La douche vitrée walk-in avec profilés noirs marque ce passage avec une netteté presque graphique. Le verre allège la masse des revêtements, tandis que les profils sombres dessinent le contour de la douche sans le fermer complètement. Les accessoires ronds, visibles dans l’image, ajoutent un contraste plus doux à cet ensemble très rectiligne. Les carreaux à effet marbre renforcent le caractère minéral de la pièce, et leur dessin donne assez de présence au mur pour qu’aucun autre décor ne soit nécessaire.
Le meuble double vasque comme ligne d’appui
Le meuble double vasque effet pierre s’installe comme une bande horizontale nette, avec deux cuves bien séparées et un plateau qui absorbe la lumière plutôt que de la renvoyer. Le fini pierre donne une assise visuelle au meuble, pendant que les façades en bois clair gardent l’ensemble proche du reste de l’étage. Au-dessus, l’éclairage linéaire marque le miroir et souligne la longueur du plan. Ce n’est pas un meuble qui cherche à se faire remarquer ; il organise l’espace autour de lui, par sa largeur et sa précision.

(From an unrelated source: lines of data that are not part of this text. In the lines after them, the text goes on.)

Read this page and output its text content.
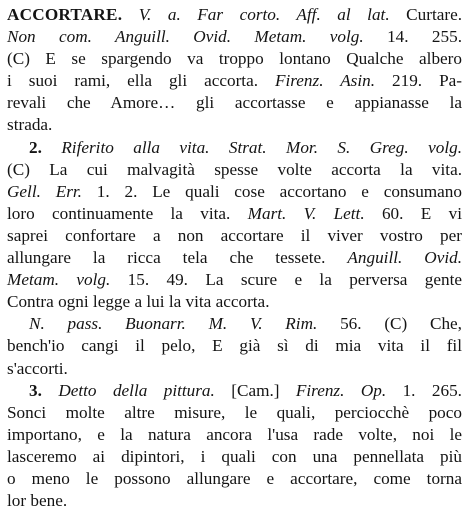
ACCORTARE. V. a. Far corto. Aff. al lat. Curtare.
Non com. Anguill. Ovid. Metam. volg. 14. 255.
(C) E se spargendo va troppo lontano Qualche albero
i suoi rami, ella gli accorta. Firenz. Asin. 219. Pa-
revali che Amore… gli accortasse e appianasse la
strada.
2. Riferito alla vita. Strat. Mor. S. Greg. volg.
(C) La cui malvagità spesse volte accorta la vita.
Gell. Err. 1. 2. Le quali cose accortano e consumano
loro continuamente la vita. Mart. V. Lett. 60. E vi
saprei confortare a non accortare il viver vostro per
allungare la ricca tela che tessete. Anguill. Ovid.
Metam. volg. 15. 49. La scure e la perversa gente
Contra ogni legge a lui la vita accorta.
N. pass. Buonarr. M. V. Rim. 56. (C) Che,
bench'io cangi il pelo, E già sì di mia vita il fil
s'accorti.
3. Detto della pittura. [Cam.] Firenz. Op. 1. 265.
Sonci molte altre misure, le quali, perciocchè poco
importano, e la natura ancora l'usa rade volte, noi le
lasceremo ai dipintori, i quali con una pennellata più
o meno le possono allungare e accortare, come torna
lor bene.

Le baignoire îlot blanche occupe une autre position dans la pièce : plus libre, plus silencieuse aussi. Son volume ovale tranche avec les angles des murs et des rangements, et sa surface lisse capte une lumière diffuse venue de la fenêtre. Le contraste entre le blanc du bain et les tons gris du sol renforce l’impression de suspension. On peut lire la salle de bain comme une séquence de plans : d’abord les surfaces minérales, puis la douche cadrée, enfin cette pièce centrale, qui ferme la composition sans la bloquer.

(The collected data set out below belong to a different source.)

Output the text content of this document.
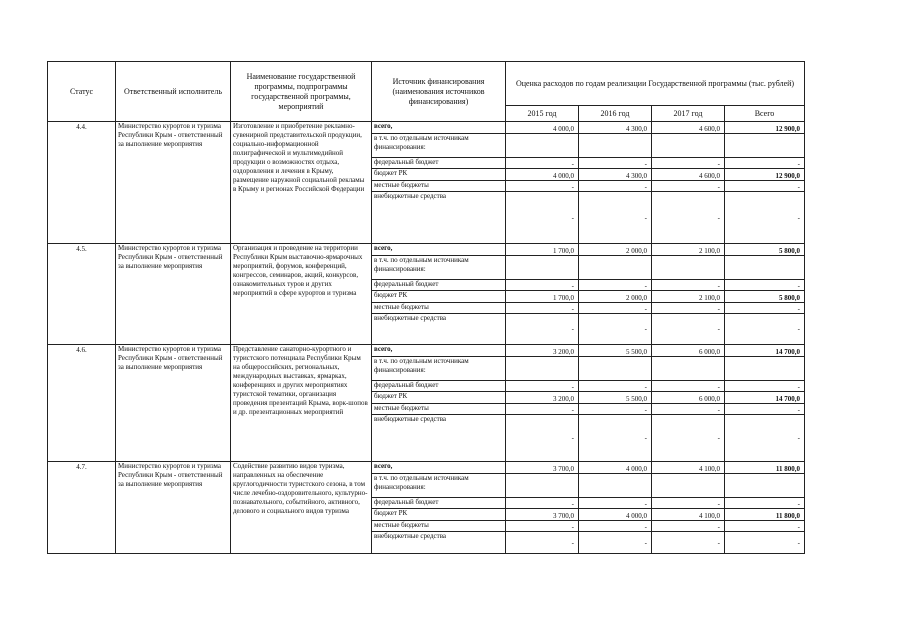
Статус	Ответственный исполнитель	Наименование государственной программы, подпрограммы государственной программы, мероприятий	Источник финансирования (наименования источников финансирования)	Оценка расходов по годам реализации Государственной программы (тыс. рублей)			
				2015 год	2016 год	2017 год	Всего
4.4.	Министерство курортов и туризма Республики Крым - ответственный за выполнение мероприятия	Изготовление и приобретение рекламно-сувенирной представительской продукции, социально-информационной полиграфической и мультимедийной продукции о возможностях отдыха, оздоровления и лечения в Крыму, размещение наружной социальной рекламы в Крыму и регионах Российской Федерации	всего,	4 000,0	4 300,0	4 600,0	12 900,0
			в т.ч. по отдельным источникам финансирования:				
			федеральный бюджет	-	-	-	-
			бюджет РК	4 000,0	4 300,0	4 600,0	12 900,0
			местные бюджеты	-	-	-	-
			внебюджетные средства	-	-	-	-
4.5.	Министерство курортов и туризма Республики Крым - ответственный за выполнение мероприятия	Организация и проведение на территории Республики Крым выставочно-ярмарочных мероприятий, форумов, конференций, конгрессов, семинаров, акций, конкурсов, ознакомительных туров и других мероприятий в сфере курортов и туризма	всего,	1 700,0	2 000,0	2 100,0	5 800,0
			в т.ч. по отдельным источникам финансирования:				
			федеральный бюджет	-	-	-	-
			бюджет РК	1 700,0	2 000,0	2 100,0	5 800,0
			местные бюджеты	-	-	-	-
			внебюджетные средства	-	-	-	-
4.6.	Министерство курортов и туризма Республики Крым - ответственный за выполнение мероприятия	Представление санаторно-курортного и туристского потенциала Республики Крым на общероссийских, региональных, международных выставках, ярмарках, конференциях и других мероприятиях туристской тематики, организация проведения презентаций Крыма, ворк-шопов и др. презентационных мероприятий	всего,	3 200,0	5 500,0	6 000,0	14 700,0
			в т.ч. по отдельным источникам финансирования:				
			федеральный бюджет	-	-	-	-
			бюджет РК	3 200,0	5 500,0	6 000,0	14 700,0
			местные бюджеты	-	-	-	-
			внебюджетные средства	-	-	-	-
4.7.	Министерство курортов и туризма Республики Крым - ответственный за выполнение мероприятия	Содействие развитию видов туризма, направленных на обеспечение круглогодичности туристского сезона, в том числе лечебно-оздоровительного, культурно-познавательного, событийного, активного, делового и социального видов туризма	всего,	3 700,0	4 000,0	4 100,0	11 800,0
			в т.ч. по отдельным источникам финансирования:				
			федеральный бюджет	-	-	-	-
			бюджет РК	3 700,0	4 000,0	4 100,0	11 800,0
			местные бюджеты	-	-	-	-
			внебюджетные средства	-	-	-	-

Dans la chambre attenante, les couleurs se déplacent vers des matières plus foncées et plus denses. Le changement est net, mais il ne rompt pas avec la salle de bain ; il en reprend la retenue en la rendant plus enveloppante. Les textures sombres installent un cadre plus profond autour du lit, et la pièce prend une allure plus feutrée sans tomber dans l’obscurité. Les portes hautes du dressing, visibles dans la continuité de l’ensemble, prolongent cette impression de verticalité et donnent au rangement un caractère presque architectural.
Les portes hautes dressing accentuent aussi le rythme de l’étage. Leur hauteur fixe une échelle plus solennelle dans le passage, ce qui correspond bien à l’architecture intérieure du projet. Rien n’est traité comme un simple fond de circulation. Les ouvertures multiples vers les différentes pièces créent au contraire plusieurs trajectoires, et cette souplesse de parcours permet à chacun d’occuper l’étage sans interférer avec le sommeil de l’autre. La distribution devient alors un outil discret, lisible dans les seuils, les embrasures et les changements de direction.
Au final, la cuisine moderne classique sereine ne s’arrête pas à la pièce la plus visible de la maison. Elle fixe une manière de travailler les lignes, les matières et les transitions, puis cette logique se prolonge dans la salle de bain, la chambre et le dressing. Le projet avance par correspondances : vert clair, noyer, pierre, verre, bois foncé. Chaque espace conserve sa propre tonalité, mais tous reposent sur la même précision des surfaces et sur une attention constante aux vues, aux passages et à la lumière.